NEW YORK—Sweaty crowds make their way through Main Street, Flushing, walking past yard sales, whole roasted ducks hung behind windows, and teenagers slurping tapioca drinks. Amid the crowd stands a small 80-year-old woman, offering to tell her story to passersby.
She has come to stand at this site five days a week, every week since 2005, rain or shine.
“I can’t stand for as long as I used to, but I feel that it is important to do this,” she said.
Her name is Jian-Sheng Feng. She’s a volunteer at the Global Service Center for Quitting the Chinese Communist Party in Flushing, where a large Chinese population resides.
Feng lived through the brutality of the Great Leap Forward, the Cultural Revolution, and the Tiananmen Square massacre.
But in looking back on the history of the Chinese Communist Party (CCP), she begins to cry as she remembers the Party’s most recent campaign—its persecution of Falun Gong (also known as Falun Dafa).
In December 2000, Feng was arrested for her belief in Falun Gong, a spiritual practice based on the principles of truthfulness, compassion, and tolerance. The head of the CCP at that time, Jiang Zemin, began a campaign to “eradicate” the practice, fearing its popularity and the appeal of its teachings.
In prison, Feng—68 at the time—was forced to do intense physical labor during the day. During winter nights, she slept on clay floors without blankets while prison guards poured buckets of ice water on her so that she could not sleep.
She was fed two meager meals a day, and force-fed unknown substances. “We were in the same jail as murderers and rapists, but even they were fed better than us,” she said.

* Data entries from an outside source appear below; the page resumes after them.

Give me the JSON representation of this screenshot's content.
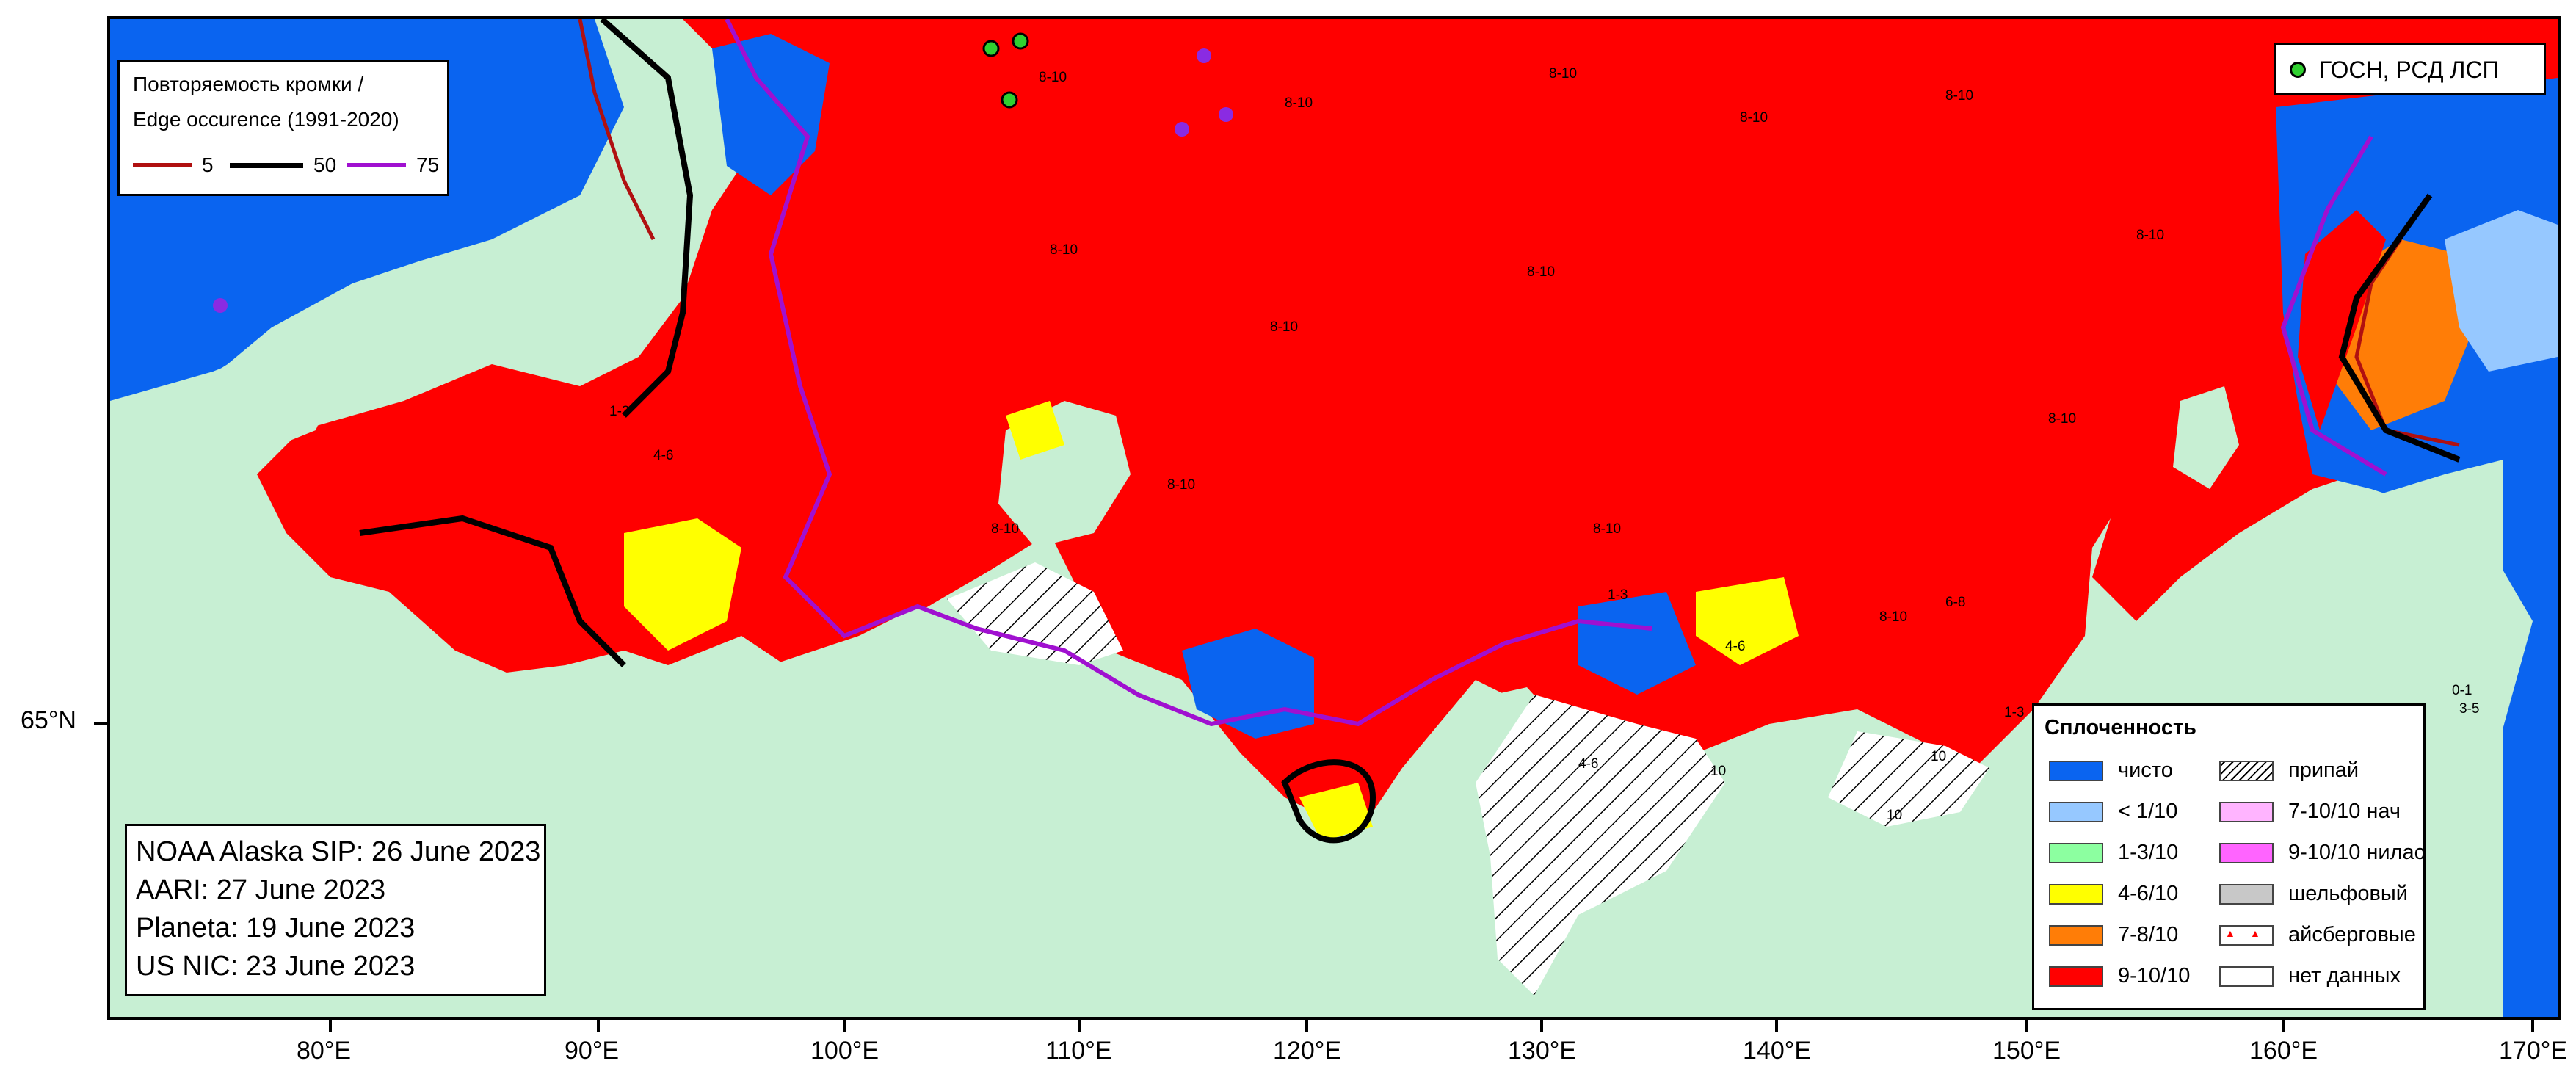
{
  "edge_legend": {
    "title_line1": "Повторяемость кромки /",
    "title_line2": "Edge occurence (1991-2020)",
    "items": [
      {
        "label": "5",
        "color": "#b01010"
      },
      {
        "label": "50",
        "color": "#000000"
      },
      {
        "label": "75",
        "color": "#a010d0"
      }
    ]
  },
  "station_legend": {
    "label": "ГОСН, РСД ЛСП",
    "color": "#30d030"
  },
  "sources": {
    "line1": "NOAA Alaska SIP: 26 June 2023",
    "line2": "AARI: 27 June 2023",
    "line3": "Planeta: 19 June 2023",
    "line4": "US NIC: 23 June 2023"
  },
  "concentration_legend": {
    "title": "Сплоченность",
    "left": [
      {
        "label": "чисто",
        "color": "#0a64f0"
      },
      {
        "label": "< 1/10",
        "color": "#96c8ff"
      },
      {
        "label": "1-3/10",
        "color": "#8cffa0"
      },
      {
        "label": "4-6/10",
        "color": "#ffff00"
      },
      {
        "label": "7-8/10",
        "color": "#ff7d07"
      },
      {
        "label": "9-10/10",
        "color": "#ff0000"
      }
    ],
    "right": [
      {
        "label": "припай",
        "pattern": "hatch"
      },
      {
        "label": "7-10/10 нач",
        "color": "#ffb4ff"
      },
      {
        "label": "9-10/10 нилас",
        "color": "#ff64ff"
      },
      {
        "label": "шельфовый",
        "color": "#c8c8c8"
      },
      {
        "label": "айсберговые",
        "pattern": "icebergs"
      },
      {
        "label": "нет данных",
        "color": "#ffffff"
      }
    ]
  },
  "axes": {
    "lat_label": "65°N",
    "lon_labels": [
      "80°E",
      "90°E",
      "100°E",
      "110°E",
      "120°E",
      "130°E",
      "140°E",
      "150°E",
      "160°E",
      "170°E"
    ]
  },
  "map_labels": [
    "8-10",
    "8-10",
    "8-10",
    "8-10",
    "8-10",
    "8-10",
    "8-10",
    "8-10",
    "8-10",
    "8-10",
    "8-10",
    "8-10",
    "8-10",
    "8-10",
    "1-3",
    "4-6",
    "6-8",
    "1-3",
    "4-6",
    "10",
    "10",
    "10",
    "0-1",
    "3-5",
    "1-3",
    "4-6"
  ],
  "colors": {
    "land": "#c7efd3",
    "water_open": "#0a64f0",
    "ice_9_10": "#ff0000",
    "ice_4_6": "#ffff00",
    "ice_7_8": "#ff7d07",
    "ice_lt1": "#96c8ff",
    "ice_1_3": "#8cffa0"
  }
}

After she became a refugee in the United States, she said it was her duty to let the Chinese people know what really goes on in China, behind the facade of state-run media reports. That is why she volunteers at the headquarters of the Global Service Center.
There are over 100 volunteer service centers like this outside of China. The organization is volunteer-run and privately funded. Their grass-roots movement is known as “tuidang” in Chinese.
It helps people withdraw from the CCP and its affiliated organizations. After a tuidang statement is received, it is published on the Quitting the CCP website.
The movement began in 2004, after The Epoch Times published the “Nine Commentaries on the Communist Party.”
The “Nine Commentaries” is an editorial series that was republished as a book. It provides an uncensored account of the nature of the CCP and its history of violence and lies.
The series spread to mainland China via fax, email, and mail, leading to a large response from Chinese readers who wanted to renounce their ties to the CCP and its affiliated organizations, such as the Youth League and the Young Pioneers.
Last year, the number of people who have disavowed their affiliations with the CCP reached over 100 million.
“These 100 million include people of all social strata, from the top, such as military personnel and government officials, all the way to the lower strata, such as villagers and students, crossing all social classes,” said Yi Rong, chairwoman of the New York-based Global Service Center at a press conference in 2011.
Re-Jing Mi, a 50-year-old volunteer at the Global Service Center, said that being a part of the CCP means giving one’s freedom, one’s power to make decisions, and one’s life to the Party.
“Think about it, the most precious thing a person can have is their life, isn’t it?” she said. “That’s why I’m here to help people quit the Party.”
In March 2010, the U.S. Senate unanimously passed Resolution 232, co-sponsored by Robert Menendez (D-N.J.) and Tom Coburn (R-Okla.). The resolution supports the tuidang movement and calls for an end the persecution of Falun Gong.
Next...Reaching Out to a New Group of Chinese
Reaching Out to a New Group of Chinese
Recently the rate of CCP renunciations in Flushing has decreased.
“That’s because we are dealing with a different batch of Chinese people,” said Bing Ji, a volunteer at the Global Service Center.
She said that after having gained renunciations from 100 million people, they are now touching upon the firm followers of the CCP. “I’ve only been volunteering for six months, but I can give you many examples,” she said.
Ji said there is an elderly lady who pushes a cart down Main Street every day.
“She told me we are an embarrassment to China and that Chinese people should stick together and not go against each other like this,” Ji said. “She refused to hear me out or take any of our materials.”
Ji tried to talk to the woman with the cart many times, but always received the same response.
“Very recently, she unexpectedly accepted my flyer,” Ji said. “She even asked me to teach her the Falun Gong exercises and gave us her ideas on how to reach out to more people.”
“So I think there is a change process for this group,” Ji said. “We have to give them time. Many have come around in the six months that I have been here.”
The movement does not advocate the overthrow of the CCP, but does look forward to it, as its website says, “A new world without the CCP.” It calls for Chinese to separate themselves psychologically and spiritually from the CCP and to make a distinction between the nation of China and the CCP.
“I’m willing to quit this evil organization to be a real, orthodox Chinese,” says a renunciation statement posted in April 2012. “I also hope my fellow Chinese people can see the true nature of the evil CCP and quit the cult as soon as possible.”